É difícil prever o quão duradoura será essa trajetória brasileira, principalmente porque a economia está aumentando seu ritmo e tende a mudar seu patamar de crescimento. Alguns sinais de pesquisas recentes do IBGE (Pesquisa Mensal de Emprego, PME), embora não conclusivos, sugerem que a diminuição da desigualdade de renda está perdendo força.

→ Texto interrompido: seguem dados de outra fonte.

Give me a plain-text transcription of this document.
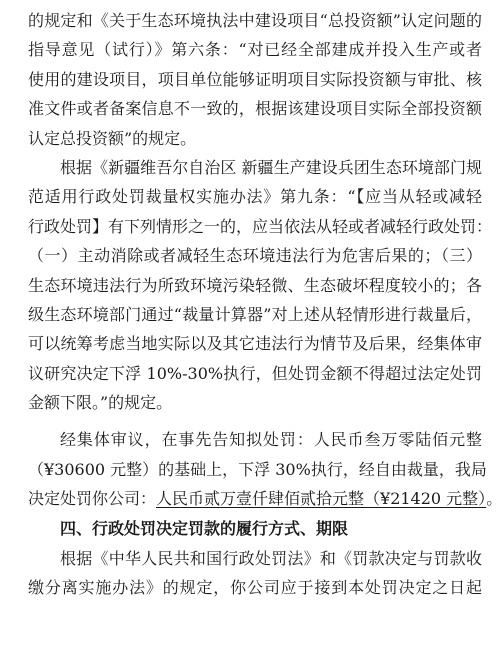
的规定和《关于生态环境执法中建设项目“总投资额”认定问题的
指导意见（试行）》第六条：“对已经全部建成并投入生产或者
使用的建设项目，项目单位能够证明项目实际投资额与审批、核
准文件或者备案信息不一致的，根据该建设项目实际全部投资额
认定总投资额”的规定。
根据《新疆维吾尔自治区 新疆生产建设兵团生态环境部门规
范适用行政处罚裁量权实施办法》第九条：“【应当从轻或减轻
行政处罚】有下列情形之一的，应当依法从轻或者减轻行政处罚：
（一）主动消除或者减轻生态环境违法行为危害后果的；（三）
生态环境违法行为所致环境污染轻微、生态破坏程度较小的；各
级生态环境部门通过“裁量计算器”对上述从轻情形进行裁量后，
可以统筹考虑当地实际以及其它违法行为情节及后果，经集体审
议研究决定下浮 10%-30%执行，但处罚金额不得超过法定处罚
金额下限。”的规定。
经集体审议，在事先告知拟处罚：人民币叁万零陆佰元整
（¥30600 元整）的基础上，下浮 30%执行，经自由裁量，我局
决定处罚你公司：人民币贰万壹仟肆佰贰拾元整（¥21420 元整）。
四、行政处罚决定罚款的履行方式、期限
根据《中华人民共和国行政处罚法》和《罚款决定与罚款收
缴分离实施办法》的规定，你公司应于接到本处罚决定之日起
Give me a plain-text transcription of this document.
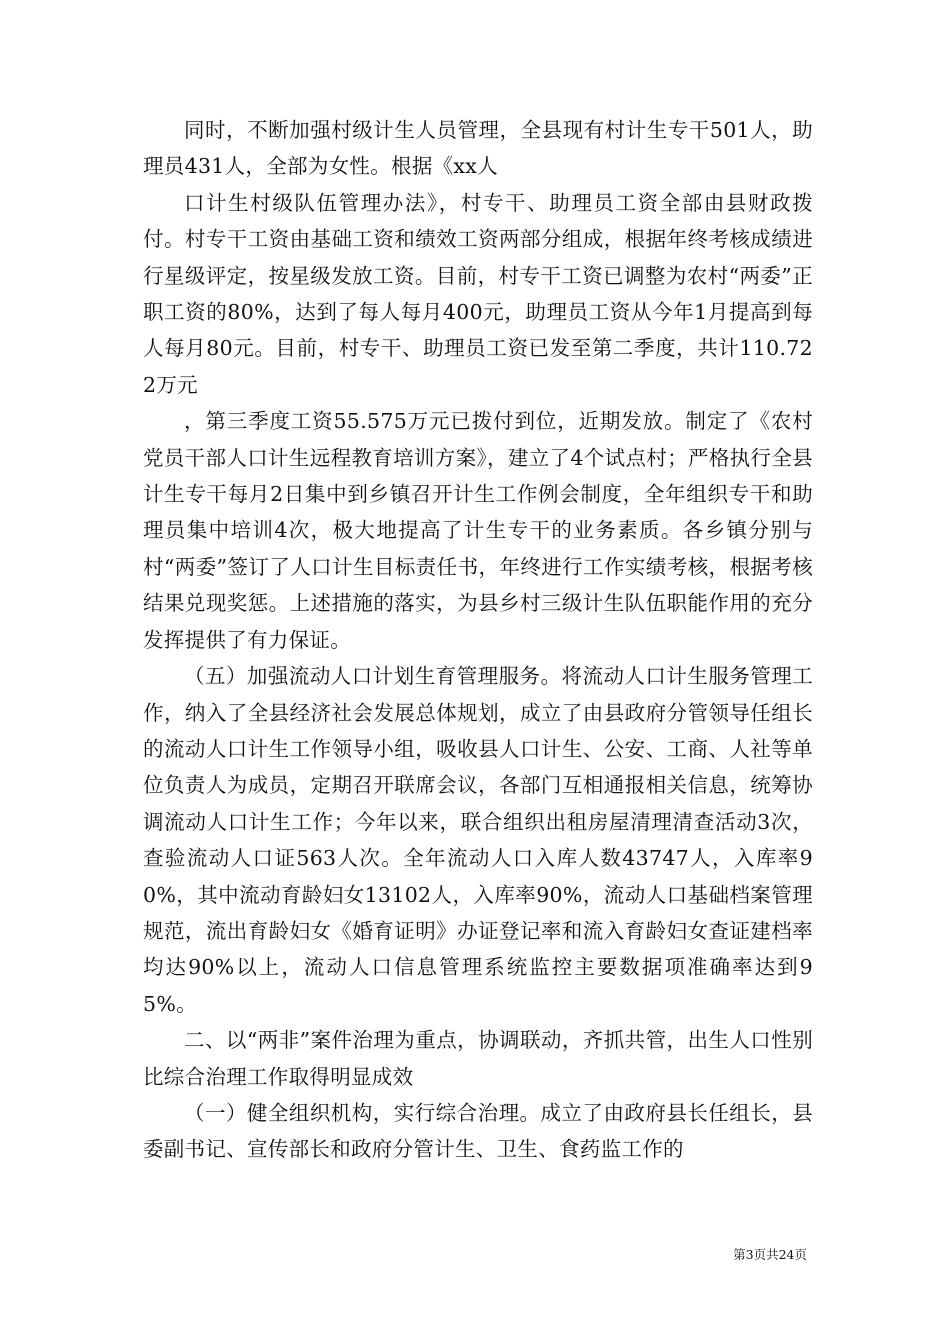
同时，不断加强村级计生人员管理，全县现有村计生专干501人，助理员431人，全部为女性。根据《xx人

口计生村级队伍管理办法》，村专干、助理员工资全部由县财政拨付。村专干工资由基础工资和绩效工资两部分组成，根据年终考核成绩进行星级评定，按星级发放工资。目前，村专干工资已调整为农村“两委”正职工资的80%，达到了每人每月400元，助理员工资从今年1月提高到每人每月80元。目前，村专干、助理员工资已发至第二季度，共计110.722万元

，第三季度工资55.575万元已拨付到位，近期发放。制定了《农村党员干部人口计生远程教育培训方案》，建立了4个试点村；严格执行全县计生专干每月2日集中到乡镇召开计生工作例会制度，全年组织专干和助理员集中培训4次，极大地提高了计生专干的业务素质。各乡镇分别与村“两委”签订了人口计生目标责任书，年终进行工作实绩考核，根据考核结果兑现奖惩。上述措施的落实，为县乡村三级计生队伍职能作用的充分发挥提供了有力保证。

（五）加强流动人口计划生育管理服务。将流动人口计生服务管理工作，纳入了全县经济社会发展总体规划，成立了由县政府分管领导任组长的流动人口计生工作领导小组，吸收县人口计生、公安、工商、人社等单位负责人为成员，定期召开联席会议，各部门互相通报相关信息，统筹协调流动人口计生工作；今年以来，联合组织出租房屋清理清查活动3次，查验流动人口证563人次。全年流动人口入库人数43747人，入库率90%，其中流动育龄妇女13102人，入库率90%，流动人口基础档案管理规范，流出育龄妇女《婚育证明》办证登记率和流入育龄妇女查证建档率均达90%以上，流动人口信息管理系统监控主要数据项准确率达到95%。

二、以“两非”案件治理为重点，协调联动，齐抓共管，出生人口性别比综合治理工作取得明显成效

（一）健全组织机构，实行综合治理。成立了由政府县长任组长，县委副书记、宣传部长和政府分管计生、卫生、食药监工作的

第3页共24页
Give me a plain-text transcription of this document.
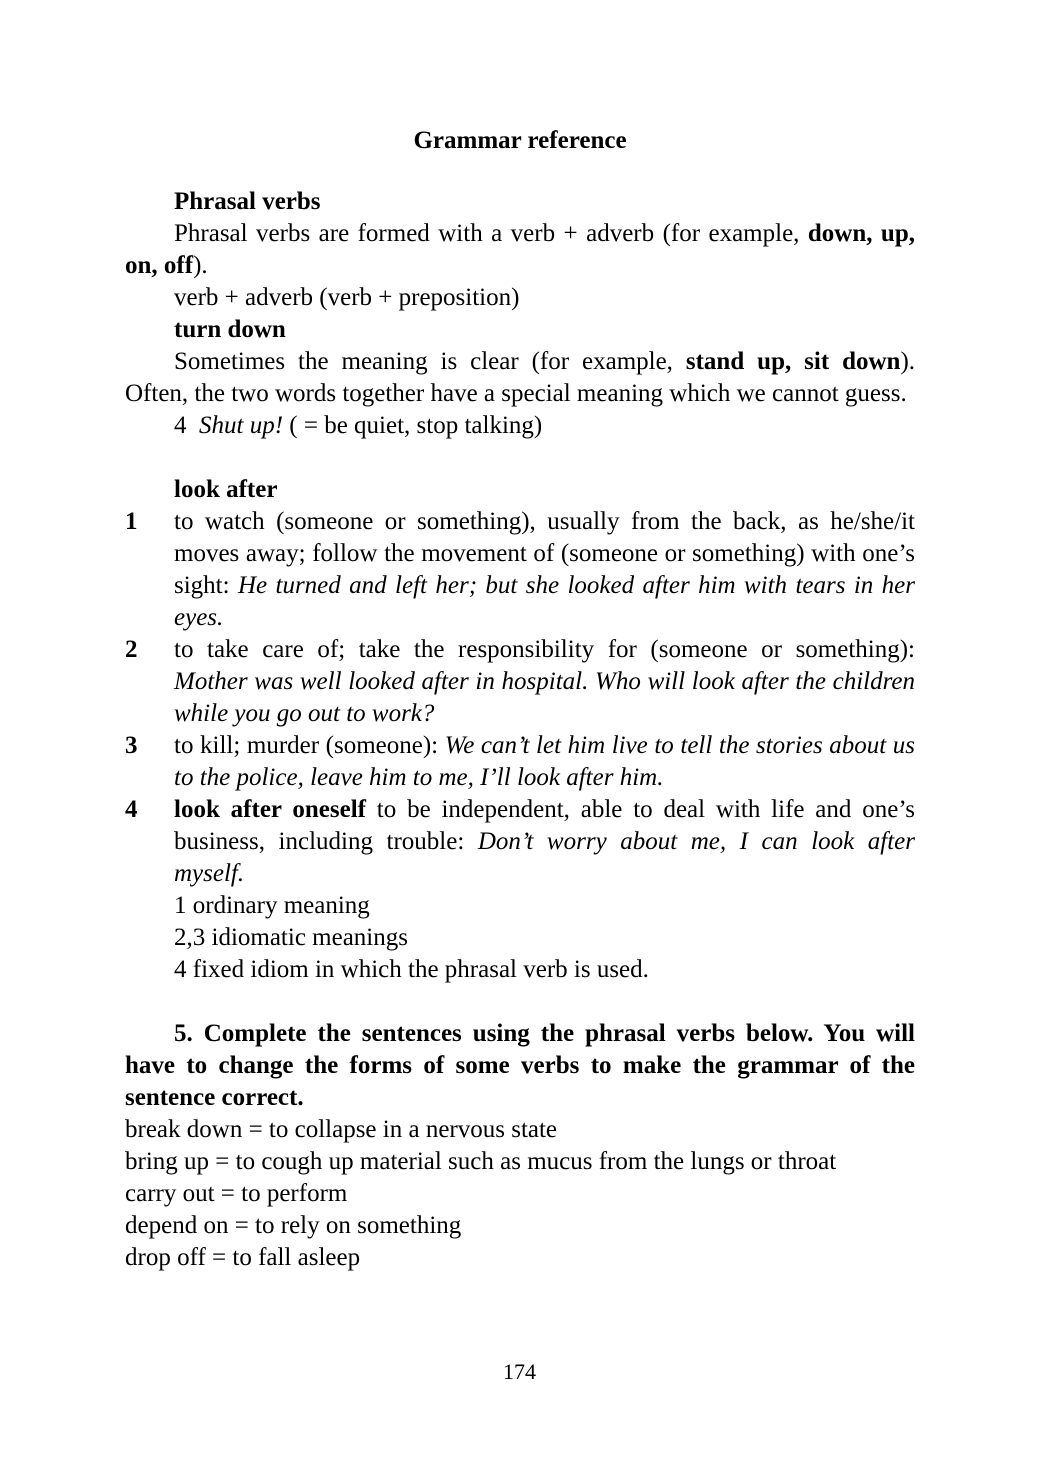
Grammar reference

Phrasal verbs

Phrasal verbs are formed with a verb + adverb (for example, down, up, on, off).

verb + adverb (verb + preposition)

turn down

Sometimes the meaning is clear (for example, stand up, sit down). Often, the two words together have a special meaning which we cannot guess.

4 Shut up! ( = be quiet, stop talking)

look after

1	to watch (someone or something), usually from the back, as he/she/it moves away; follow the movement of (someone or something) with one’s sight: He turned and left her; but she looked after him with tears in her eyes.
2	to take care of; take the responsibility for (someone or something): Mother was well looked after in hospital. Who will look after the children while you go out to work?
3	to kill; murder (someone): We can’t let him live to tell the stories about us to the police, leave him to me, I’ll look after him.
4	look after oneself to be independent, able to deal with life and one’s business, including trouble: Don’t worry about me, I can look after myself.

1 ordinary meaning

2,3 idiomatic meanings

4 fixed idiom in which the phrasal verb is used.

5. Complete the sentences using the phrasal verbs below. You will have to change the forms of some verbs to make the grammar of the sentence correct.

break down = to collapse in a nervous state

bring up = to cough up material such as mucus from the lungs or throat

carry out = to perform

depend on = to rely on something

drop off = to fall asleep

174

O esforço é para aprender com a própria história do país e não repetir, do ponto de vista social, nem o ciclo do pós-guerra (quando o Brasil apresentou crescimento acelerado e tornou-se tragicamente desigual), nem a letargia dos anos 90 (quando o país pouco cresceu, mas também pouco diminuíram as desigualdades). O desafio é encontrar uma nova síntese entre a economia e a política, esboçada de forma incipiente a partir de 2003, na qual a estabilidade macroeconômica, a inflação baixa e o crescimento se combinem com fortes políticas sociais, orientadas para os mais pobres.

Portanto, é necessário persistir e ampliar a reflexão sobre as políticas sociais e a qualidade do crescimento econômico de modo a abrir caminho para um país mais justo.